Dia da mãe

Rufar dos Tambores nº 523

Dia da mãe

Rubem Penz

Cedo da manhã, ela depende.  Depende de cuidados, depende de carinho. Sabe o valor do olhar, do toque na pele, de um banho morno, de um leite ofertado no ponto. Nada passa despercebido. Não há palavras, mas o amor é constante e recíproco.

Um pouco mais tarde, não muito, estará absorta brincando com suas bonecas. Ou com os bichos de pelúcia. Fantasiando aquilo que a natureza lhe ofertou – preparando mamadeiras de faz de conta, colocando seus filhinhos para dormir, levando-os para passear.

Depois do lanche, a imaginação é dirigida à vida adulta: as bonecas não são mais nenês. São moças que dirigem, trabalham, namoram… Também há os livros, sendo os primeiros de contos de fada, princesas e príncipes. Ao mesmo tempo em que as histórias vão ficando mais interessantes, a música entra para embalar os sentimentos – agora é fã.

Perto do meio-dia, depois dos primeiros flertes, das primeiras ficadas, dos primeiros beijos, engata um namoro. Já se reconhece alguém desejável e também deseja quem a excita. Aos poucos, quase numa vertigem, experimenta o que significam os relacionamentos. Sofre por amor e desamor. Ampara-se nas amigas.

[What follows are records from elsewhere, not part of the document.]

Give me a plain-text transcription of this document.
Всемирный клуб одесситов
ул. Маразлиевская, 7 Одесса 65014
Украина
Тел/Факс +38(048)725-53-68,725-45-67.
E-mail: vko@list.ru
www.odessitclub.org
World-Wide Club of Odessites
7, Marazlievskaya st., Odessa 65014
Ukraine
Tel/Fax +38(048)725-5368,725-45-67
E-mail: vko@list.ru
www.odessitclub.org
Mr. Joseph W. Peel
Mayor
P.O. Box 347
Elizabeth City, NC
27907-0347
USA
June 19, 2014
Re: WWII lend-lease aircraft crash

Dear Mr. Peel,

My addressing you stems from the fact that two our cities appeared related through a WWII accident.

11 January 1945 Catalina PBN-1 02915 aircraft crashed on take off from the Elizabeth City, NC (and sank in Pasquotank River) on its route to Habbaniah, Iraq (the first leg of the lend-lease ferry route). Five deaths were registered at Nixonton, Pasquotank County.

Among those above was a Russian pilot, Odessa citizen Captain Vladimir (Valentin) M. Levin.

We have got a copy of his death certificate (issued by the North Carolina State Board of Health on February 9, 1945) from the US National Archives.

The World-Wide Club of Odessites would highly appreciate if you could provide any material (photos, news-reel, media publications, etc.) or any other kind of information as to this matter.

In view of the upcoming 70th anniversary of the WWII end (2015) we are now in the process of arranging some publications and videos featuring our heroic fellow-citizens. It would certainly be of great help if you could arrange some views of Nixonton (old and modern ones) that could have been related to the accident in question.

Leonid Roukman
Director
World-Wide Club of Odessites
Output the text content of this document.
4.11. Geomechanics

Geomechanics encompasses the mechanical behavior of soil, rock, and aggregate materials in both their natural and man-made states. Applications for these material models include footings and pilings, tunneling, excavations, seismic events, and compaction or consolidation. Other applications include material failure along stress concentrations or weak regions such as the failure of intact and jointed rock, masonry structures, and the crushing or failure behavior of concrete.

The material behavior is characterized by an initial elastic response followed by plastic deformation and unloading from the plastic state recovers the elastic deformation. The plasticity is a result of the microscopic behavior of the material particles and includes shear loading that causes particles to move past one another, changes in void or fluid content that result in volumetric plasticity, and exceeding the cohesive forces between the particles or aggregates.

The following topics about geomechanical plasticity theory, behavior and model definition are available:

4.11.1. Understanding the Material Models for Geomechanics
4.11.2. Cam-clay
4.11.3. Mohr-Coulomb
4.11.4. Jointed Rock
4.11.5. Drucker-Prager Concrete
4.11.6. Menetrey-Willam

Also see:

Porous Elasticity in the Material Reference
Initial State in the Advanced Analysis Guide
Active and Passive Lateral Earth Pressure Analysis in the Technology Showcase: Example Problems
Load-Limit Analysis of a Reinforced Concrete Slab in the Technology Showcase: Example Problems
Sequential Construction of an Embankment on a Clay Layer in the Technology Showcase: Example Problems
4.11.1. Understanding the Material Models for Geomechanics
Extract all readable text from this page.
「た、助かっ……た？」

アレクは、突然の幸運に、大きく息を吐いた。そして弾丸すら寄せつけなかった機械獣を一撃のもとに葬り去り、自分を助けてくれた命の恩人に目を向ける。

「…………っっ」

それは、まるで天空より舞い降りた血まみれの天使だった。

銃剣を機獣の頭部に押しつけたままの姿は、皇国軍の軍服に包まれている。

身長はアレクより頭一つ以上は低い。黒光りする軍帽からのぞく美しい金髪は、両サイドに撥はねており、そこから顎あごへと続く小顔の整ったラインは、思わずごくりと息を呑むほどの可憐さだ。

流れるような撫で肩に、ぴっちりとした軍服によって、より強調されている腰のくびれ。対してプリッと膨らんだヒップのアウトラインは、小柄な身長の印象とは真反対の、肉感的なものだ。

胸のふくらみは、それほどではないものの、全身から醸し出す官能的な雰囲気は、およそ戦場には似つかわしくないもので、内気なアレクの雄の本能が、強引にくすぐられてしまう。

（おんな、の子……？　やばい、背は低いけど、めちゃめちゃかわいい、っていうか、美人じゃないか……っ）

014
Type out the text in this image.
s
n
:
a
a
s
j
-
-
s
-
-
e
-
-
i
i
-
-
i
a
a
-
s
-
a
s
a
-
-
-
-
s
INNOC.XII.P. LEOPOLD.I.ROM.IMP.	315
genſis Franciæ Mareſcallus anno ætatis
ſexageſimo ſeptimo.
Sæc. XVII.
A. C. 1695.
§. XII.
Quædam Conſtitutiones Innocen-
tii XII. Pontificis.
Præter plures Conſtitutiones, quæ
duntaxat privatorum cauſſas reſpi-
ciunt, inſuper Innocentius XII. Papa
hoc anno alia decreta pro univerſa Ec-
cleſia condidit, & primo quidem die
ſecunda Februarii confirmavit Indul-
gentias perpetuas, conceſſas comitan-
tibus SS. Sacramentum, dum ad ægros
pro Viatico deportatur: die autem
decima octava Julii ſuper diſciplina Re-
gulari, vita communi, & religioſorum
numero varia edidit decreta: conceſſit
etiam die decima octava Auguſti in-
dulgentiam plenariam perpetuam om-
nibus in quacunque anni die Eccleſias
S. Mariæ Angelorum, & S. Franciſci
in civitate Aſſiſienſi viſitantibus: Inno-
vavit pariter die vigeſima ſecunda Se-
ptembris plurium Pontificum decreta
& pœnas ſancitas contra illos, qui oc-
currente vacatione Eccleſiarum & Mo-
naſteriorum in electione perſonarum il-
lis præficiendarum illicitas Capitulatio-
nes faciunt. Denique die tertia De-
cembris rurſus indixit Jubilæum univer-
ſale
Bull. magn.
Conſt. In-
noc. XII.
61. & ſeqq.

Mal começa a tarde e já estuda com afinco – isso quando não estuda e trabalha. Quer sempre mais, ser alguém na vida. Conquista os espaços profissionais sem abrir mão da delicadeza, da feminilidade. Os relacionamentos tornam-se mais sérios. Escolhe parceiros mais confiáveis: mira constituir família.

Numa medida que anda cada vez mais elástica, escolhe a hora de engravidar. Recebe seus filhos para colocar em prática tudo o que aprendera pela manhã. Oferta o carinho do olhar, do toque, do banho morno, do leite. Sempre que possível, sem abrir mão da vida profissional, dos planos pessoais.

Ao entardecer, vislumbra os perigos que se avizinham. Teme por seu filhos, cada vez maiores e mais independentes. Deseja tutelar suas escolhas, mantê-los presos a si de alguma forma. Está muito presente o instinto de proteção. Mas, no fundo, sabe ser essa uma batalha inglória.

Anoitece e a casa fica vazia. Os filhos partem em busca de seus destinos e já não gravitam ao seu redor. Procuram formar suas próprias famílias, tecem os mais variados destinos – muitos deles em cidades distantes.

Porém, surpreende-se ao gostar da noite: há muitos motivos para estar alegre e combina sabedoria com liberdade. Antes de dormir, espera ver seus netos, sopros de juventude que parecem dar motivos para não ir deitar tão cedo.

Se avançar madrugada adentro, precisará quem olhe por si. Cedo da manhã, ela depende.  Depende de cuidados, depende de carinho. Sabe o valor do olhar, do toque na pele, de um banho morno, de um leite ofertado no ponto. Nada passa despercebido. Não há palavras, mas o amor é constante e recíproco.